1,25-dihydroxyvitamin D₃, the active form of vitamin D, mediates gene transcription through the vitamin D receptor, which is expressed in both normal tissues and in tumors, including breast cancers. 1,25-dihydroxyvitamin D₃ inhibits growth and triggers apoptosis in breast cancer cells and vitamin D analogs have been used in clinical trials to treat breast cancer.

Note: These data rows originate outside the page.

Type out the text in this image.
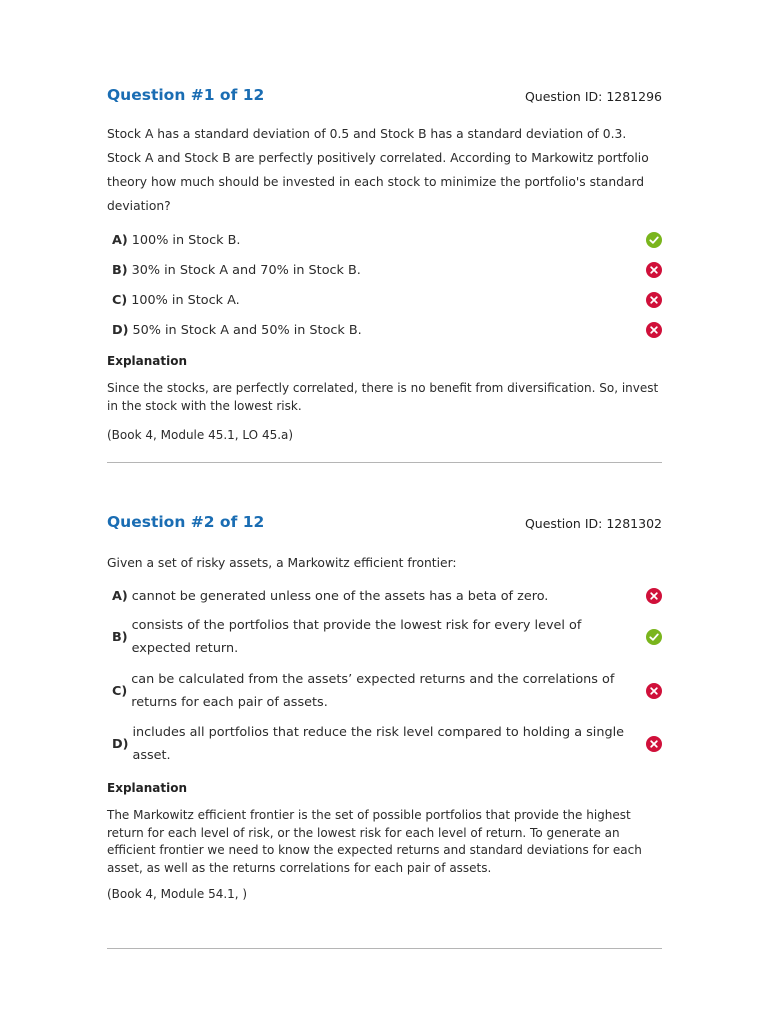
Question #1 of 12	Question ID: 1281296

Stock A has a standard deviation of 0.5 and Stock B has a standard deviation of 0.3. Stock A and Stock B are perfectly positively correlated. According to Markowitz portfolio theory how much should be invested in each stock to minimize the portfolio's standard deviation?

A) 100% in Stock B.
B) 30% in Stock A and 70% in Stock B.
C) 100% in Stock A.
D) 50% in Stock A and 50% in Stock B.
Explanation

Since the stocks, are perfectly correlated, there is no benefit from diversification. So, invest in the stock with the lowest risk.

(Book 4, Module 45.1, LO 45.a)

Question #2 of 12	Question ID: 1281302

Given a set of risky assets, a Markowitz efficient frontier:

A) cannot be generated unless one of the assets has a beta of zero.
B)
consists of the portfolios that provide the lowest risk for every level of expected return.
C)
can be calculated from the assets’ expected returns and the correlations of returns for each pair of assets.
D)
includes all portfolios that reduce the risk level compared to holding a single asset.
Explanation

The Markowitz efficient frontier is the set of possible portfolios that provide the highest return for each level of risk, or the lowest risk for each level of return. To generate an efficient frontier we need to know the expected returns and standard deviations for each asset, as well as the returns correlations for each pair of assets.

(Book 4, Module 54.1, )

These studies focused on the promoter region upstream of exon 1c in the human vitamin D receptor gene, which exerts basal and hormonally regulated activity in MCF-7 breast cancer cells. We demonstrate that this vitamin D receptor promoter also mediates basal transcription in T47D breast cancer cells, and that promoter activity is up-regulated following treatment with estrogen, forskolin, 1,25-dihydroxyvitamin D₃, and the phytoestrogens, resveratrol and genistein. We used truncations of the promoter and site-directed mutagenesis to identify three specific Sp-1 sites which independently mediate the effects of estrogen, resveratrol, and 1,25-dihydroxyvitamin D₃ on promoter activity. We also show that the effects of estrogen are dependent on both subtypes of the estrogen receptor whereas the effects of resveratrol are dependent only on estrogen receptor alpha. Because doses of resveratrol that up-regulate the vitamin D receptor do not increase growth of T47D cells, we hypothesized that resveratrol could sensitize cells to the growth inhibitory effects of 1,25-dihydroxyvitamin D₃. We show that resveratrol increased 1,25-dihydroxyvitamin D₃-mediated transactivation of a vitamin D responsive promoter and enhanced T47D cell sensitivity to the growth inhibitory effects of 1,25-dihydroxyvitamin D₃ and the vitamin D analog EB1089. These are the first studies to implicate the Sp-1 transcription factor in regulation of the vitamin D receptor promoter by estrogen, phytoestrogen, and 1,25-dihydroxyvitamin D₃. In addition, we demonstrate that vitamin D receptor up-regulation enhances cell sensitivity to 1,25-dihydroxyvitamin D₃ and its analog EB1089, providing proof of principal that dietary components which transcriptionally up-regulate the vitamin D receptor promoter may enhance the therapeutic efficacy of vitamin D and its analogs.